Le 22 au matin, Trari orienta Montagnac vers le sud, et l'on campa vers 13 heures le long de la piste en plein bled, à 1 km au sud de la maison appelée Dar-Sidi-Bou-Rahal.

A ce moment, quelques cavaliers Arabes sont visibles sur les crêtes . On échange à distance les premiers coups de feu.

Le 23 à l'aube, Montagnac décide de se porter vers les cavaliers ennemis aperçu la veille.

Il laisse à la garde du bivouac, le Commandant Froment-Coste, le Capitaine de Géreaux et des éléments de sa compagnie, la 8em, le Capitaine Burgard et sa 2em Compagnie. Ils font 4 000 mètres vers l'ouest et c'est le drame.

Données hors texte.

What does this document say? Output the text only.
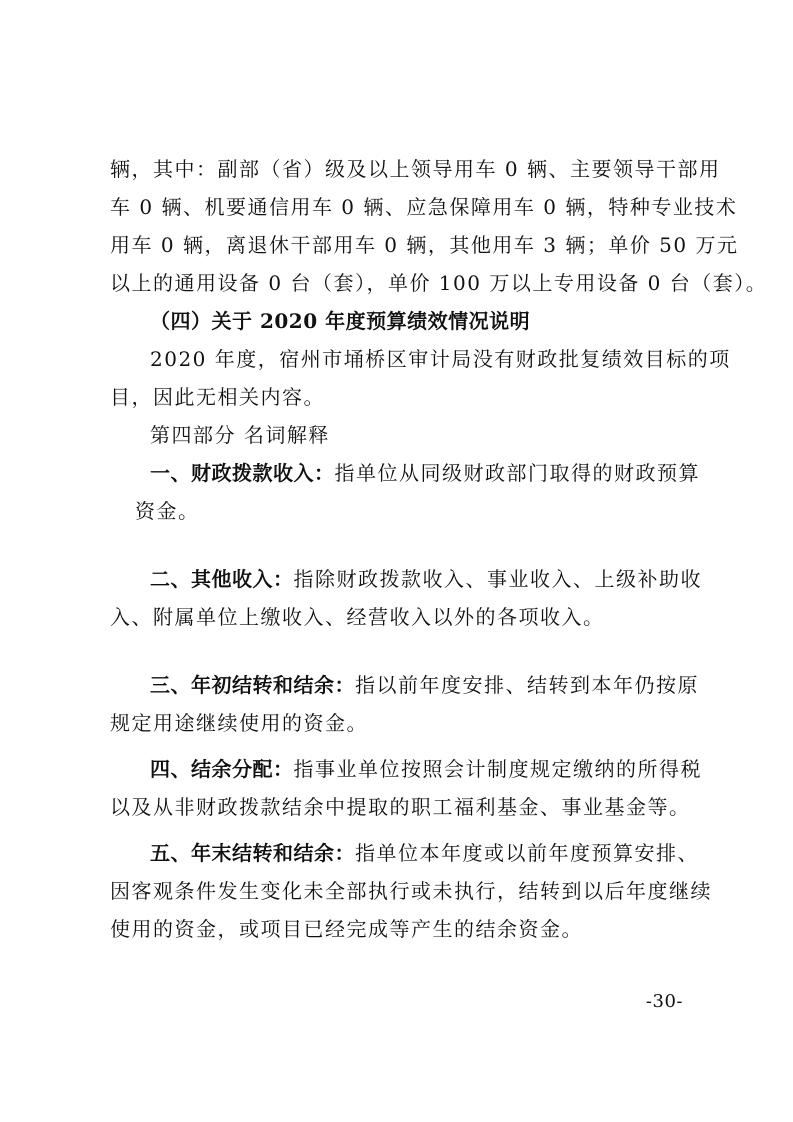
辆，其中：副部（省）级及以上领导用车 0 辆、主要领导干部用
车 0 辆、机要通信用车 0 辆、应急保障用车 0 辆，特种专业技术
用车 0 辆，离退休干部用车 0 辆，其他用车 3 辆；单价 50 万元
以上的通用设备 0 台（套），单价 100 万以上专用设备 0 台（套）。
（四）关于 2020 年度预算绩效情况说明
2020 年度，宿州市埇桥区审计局没有财政批复绩效目标的项
目，因此无相关内容。
第四部分 名词解释
一、财政拨款收入：指单位从同级财政部门取得的财政预算
资金。
二、其他收入：指除财政拨款收入、事业收入、上级补助收
入、附属单位上缴收入、经营收入以外的各项收入。
三、年初结转和结余：指以前年度安排、结转到本年仍按原
规定用途继续使用的资金。
四、结余分配：指事业单位按照会计制度规定缴纳的所得税
以及从非财政拨款结余中提取的职工福利基金、事业基金等。
五、年末结转和结余：指单位本年度或以前年度预算安排、
因客观条件发生变化未全部执行或未执行，结转到以后年度继续
使用的资金，或项目已经完成等产生的结余资金。
-30-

Surgissant des crêtes environnantes, 5 à 6 000 cavaliers Arabes, menés par Abd el-Kader, fondent sur la petite colonne. Les Hussards chargent. Courby de Cognard est blessé. Les cavaliers sont submergés et bientôt anéantis.

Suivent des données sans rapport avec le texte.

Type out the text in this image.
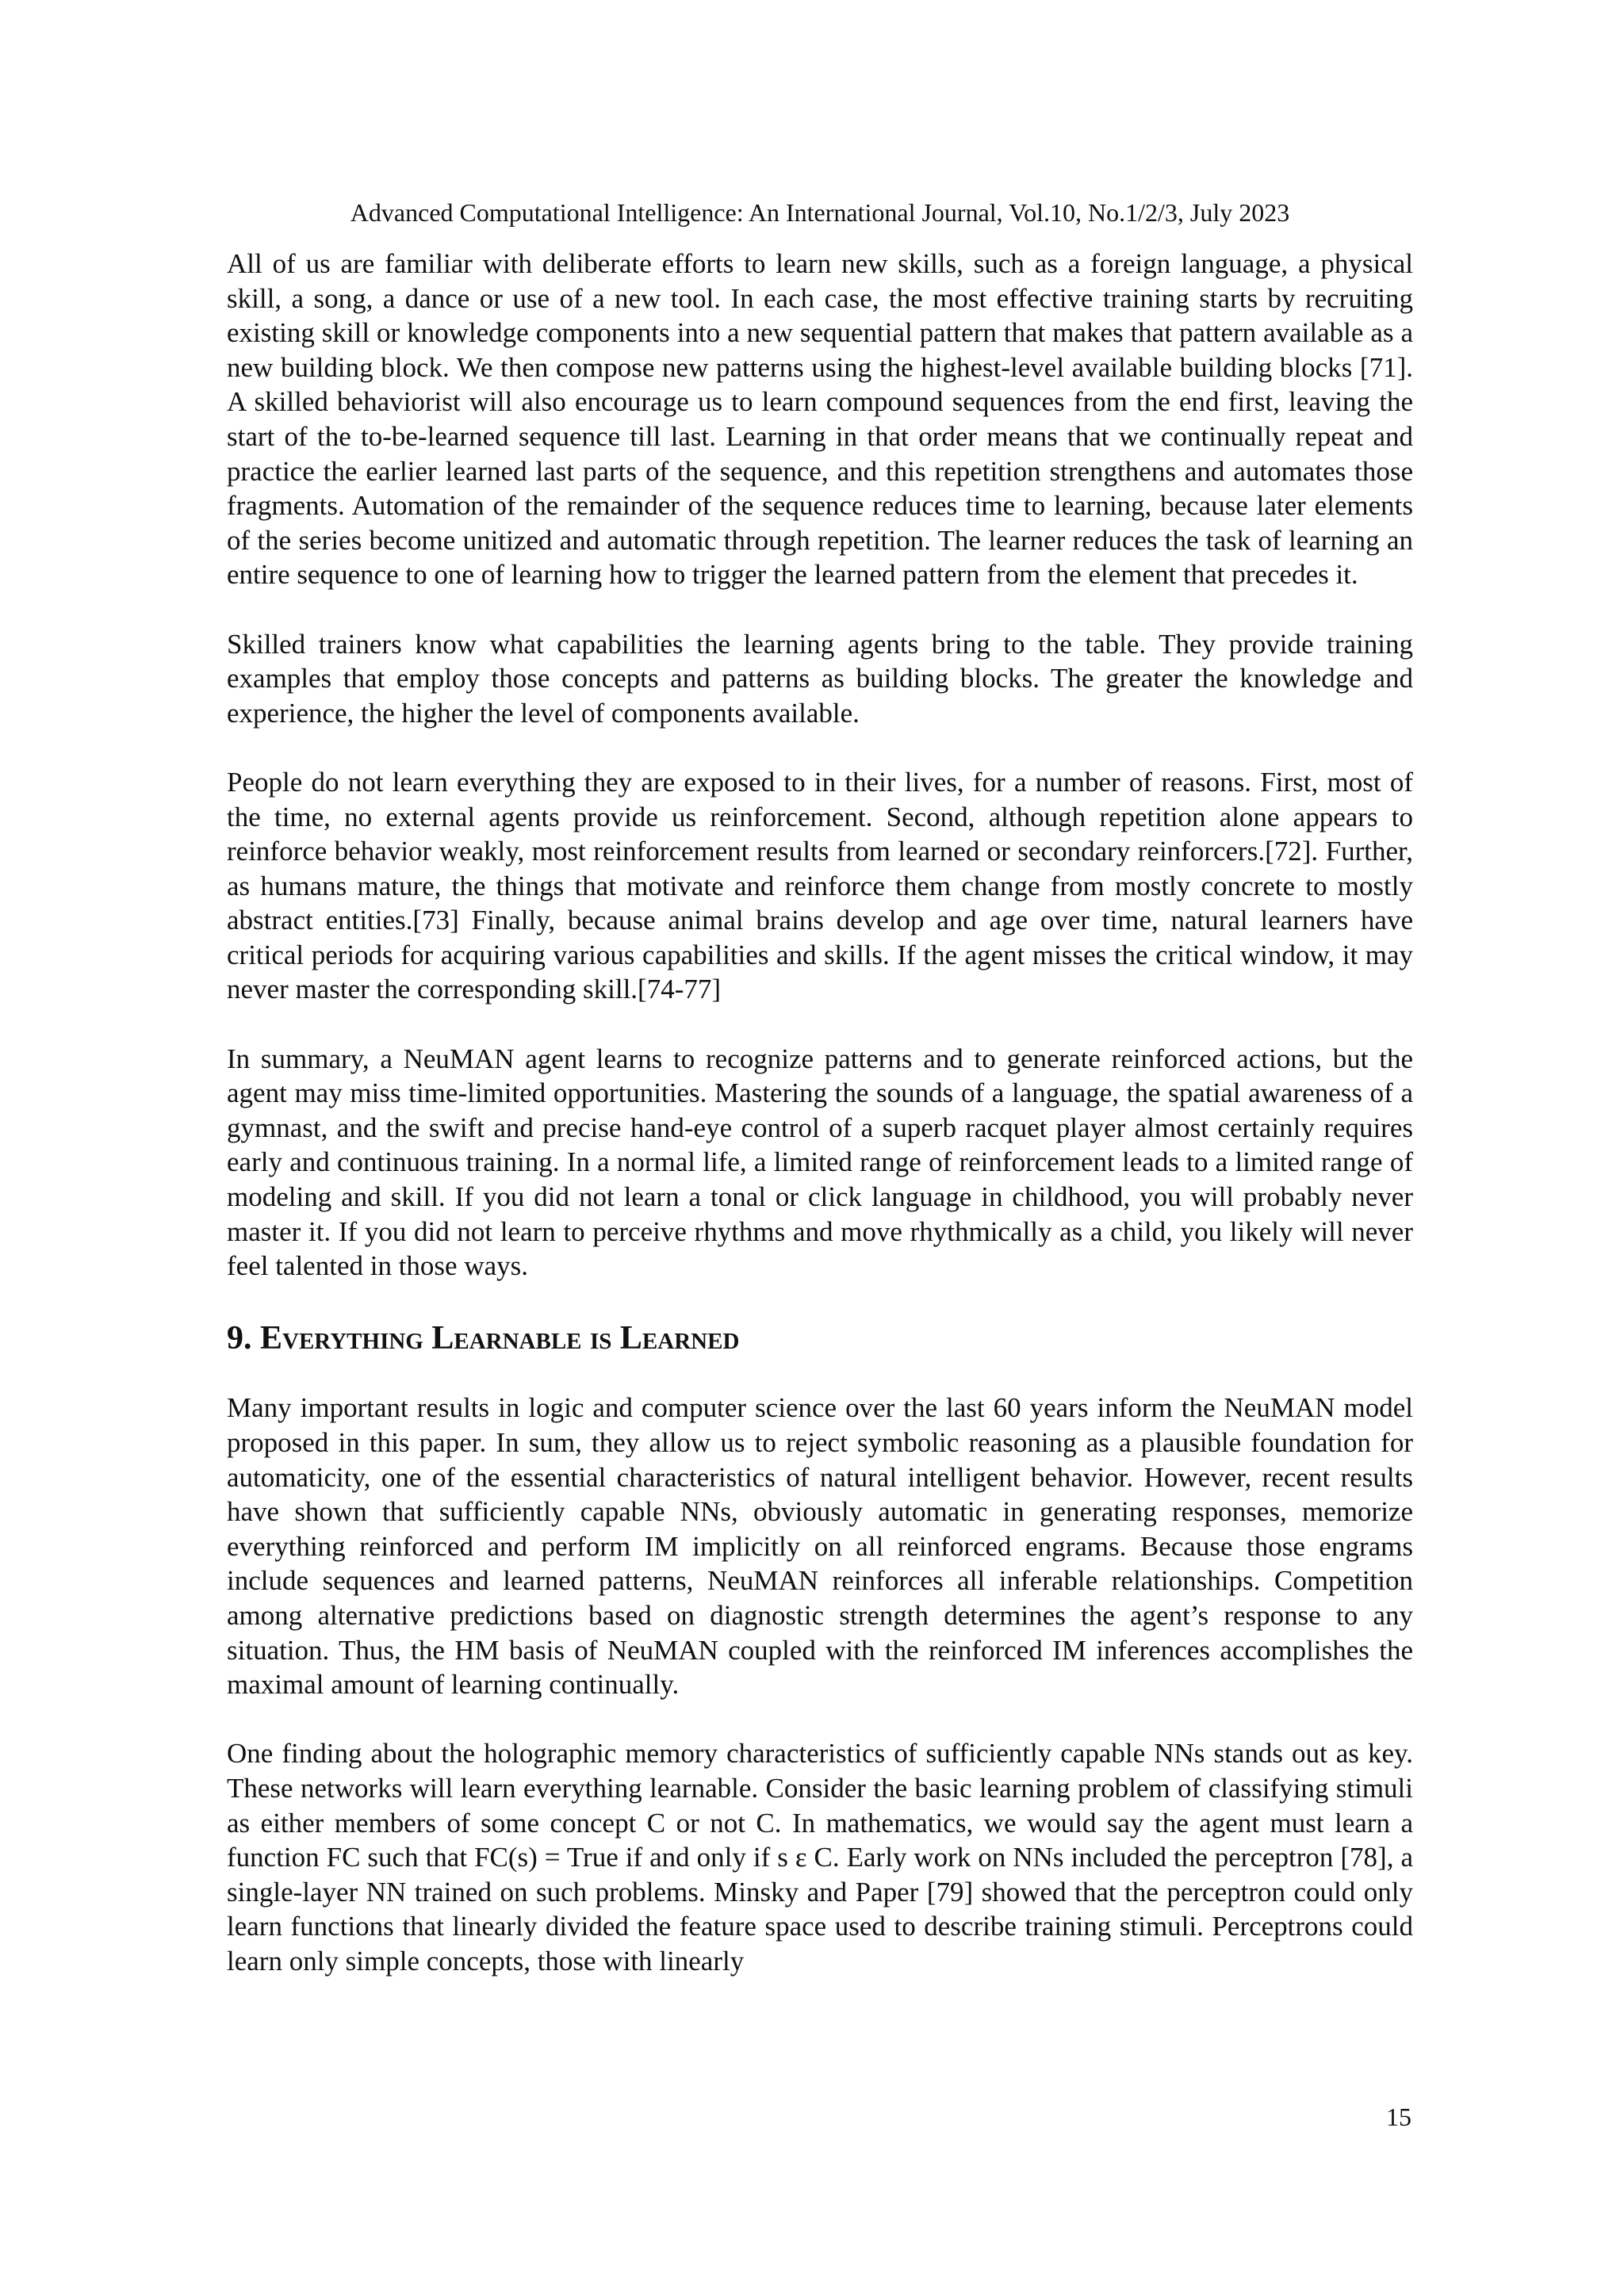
Advanced Computational Intelligence: An International Journal, Vol.10, No.1/2/3, July 2023

All of us are familiar with deliberate efforts to learn new skills, such as a foreign language, a physical skill, a song, a dance or use of a new tool. In each case, the most effective training starts by recruiting existing skill or knowledge components into a new sequential pattern that makes that pattern available as a new building block. We then compose new patterns using the highest-level available building blocks [71]. A skilled behaviorist will also encourage us to learn compound sequences from the end first, leaving the start of the to-be-learned sequence till last. Learning in that order means that we continually repeat and practice the earlier learned last parts of the sequence, and this repetition strengthens and automates those fragments. Automation of the remainder of the sequence reduces time to learning, because later elements of the series become unitized and automatic through repetition. The learner reduces the task of learning an entire sequence to one of learning how to trigger the learned pattern from the element that precedes it.

Skilled trainers know what capabilities the learning agents bring to the table. They provide training examples that employ those concepts and patterns as building blocks. The greater the knowledge and experience, the higher the level of components available.

People do not learn everything they are exposed to in their lives, for a number of reasons. First, most of the time, no external agents provide us reinforcement. Second, although repetition alone appears to reinforce behavior weakly, most reinforcement results from learned or secondary reinforcers.[72]. Further, as humans mature, the things that motivate and reinforce them change from mostly concrete to mostly abstract entities.[73] Finally, because animal brains develop and age over time, natural learners have critical periods for acquiring various capabilities and skills. If the agent misses the critical window, it may never master the corresponding skill.[74-77]

In summary, a NeuMAN agent learns to recognize patterns and to generate reinforced actions, but the agent may miss time-limited opportunities. Mastering the sounds of a language, the spatial awareness of a gymnast, and the swift and precise hand-eye control of a superb racquet player almost certainly requires early and continuous training. In a normal life, a limited range of reinforcement leads to a limited range of modeling and skill. If you did not learn a tonal or click language in childhood, you will probably never master it. If you did not learn to perceive rhythms and move rhythmically as a child, you likely will never feel talented in those ways.

9. Everything Learnable is Learned

Many important results in logic and computer science over the last 60 years inform the NeuMAN model proposed in this paper. In sum, they allow us to reject symbolic reasoning as a plausible foundation for automaticity, one of the essential characteristics of natural intelligent behavior. However, recent results have shown that sufficiently capable NNs, obviously automatic in generating responses, memorize everything reinforced and perform IM implicitly on all reinforced engrams. Because those engrams include sequences and learned patterns, NeuMAN reinforces all inferable relationships. Competition among alternative predictions based on diagnostic strength determines the agent’s response to any situation. Thus, the HM basis of NeuMAN coupled with the reinforced IM inferences accomplishes the maximal amount of learning continually.

One finding about the holographic memory characteristics of sufficiently capable NNs stands out as key. These networks will learn everything learnable. Consider the basic learning problem of classifying stimuli as either members of some concept C or not C. In mathematics, we would say the agent must learn a function FC such that FC(s) = True if and only if s ε C. Early work on NNs included the perceptron [78], a single-layer NN trained on such problems. Minsky and Paper [79] showed that the perceptron could only learn functions that linearly divided the feature space used to describe training stimuli. Perceptrons could learn only simple concepts, those with linearly

15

Les trois Compagnies de Chasseurs forment le carré et font face. au milieu d'elles, Montagnac est tué. La lutte va durer 3 heures. Puis les unités du 8ème d'Orléans succombent sous le nombre et sont massacrées.

Averti au bivouac par le Maréchal des logis Barbut, du 2em Hussards, le Commandant Froment-Coste se précipite avec la 2em Compagnie vers le combat, situé a 4 kilomètres, il n'en fera pas 2. Les Arabes qui ont vu le mouvement, l'interceptent et l'assaillent de toute part.

Froment-Coste est tué, le Capitaine Dutertre, Adjudant major est fait prisonnier...

Bientôt, il ne reste qu'une douzaine de Chasseurs que l'Adjudant Thomas, au moment de tomber aux main de l'ennemi, exhorte à se battre jusqu'au bout.

Le Capitaine de Géreaux qui a la responsabilité du bivouac, après un vain essai de se porter au secours de ses compagnons, assiste impuissant à la lutte désespérée.

A 1 000 mètres de là, se dresse le petit édifice de la Kouba du Marabout de SIDI BRAHIM. C'est là que Géreaux décide de se porter et de s'installer pour se battre, en attendant du secours.

Géreaux rameute alors le reste de sa compagnie, les 3 escouades de la 3em compagnie, et le Caporal Lavayssière, qui sont à la garde du troupeau et des bagages, soit environ 80 fusils.

Le mouvement est rapidement exécuté, dans la chaleur accablante de ce début d'après midi. Il n'échappe pas à Abd el-Kader dans cette grande plaine rase, l'Emir pense qu'il va facilement écraser le restes de la colonne Française, mais il va se heurter pendant trois jours et trois nuits à la résistance des 80 Chasseurs du Marabout de SIDI BRAHIM.

Dans l'après midi du 23, les Arabes sont en masse autour de la Kouba et c'est le siège. Les assauts des troupes de l'Emir se succèdent, les harcèlement sont permanents, les munitions et les vivres commence à manquer.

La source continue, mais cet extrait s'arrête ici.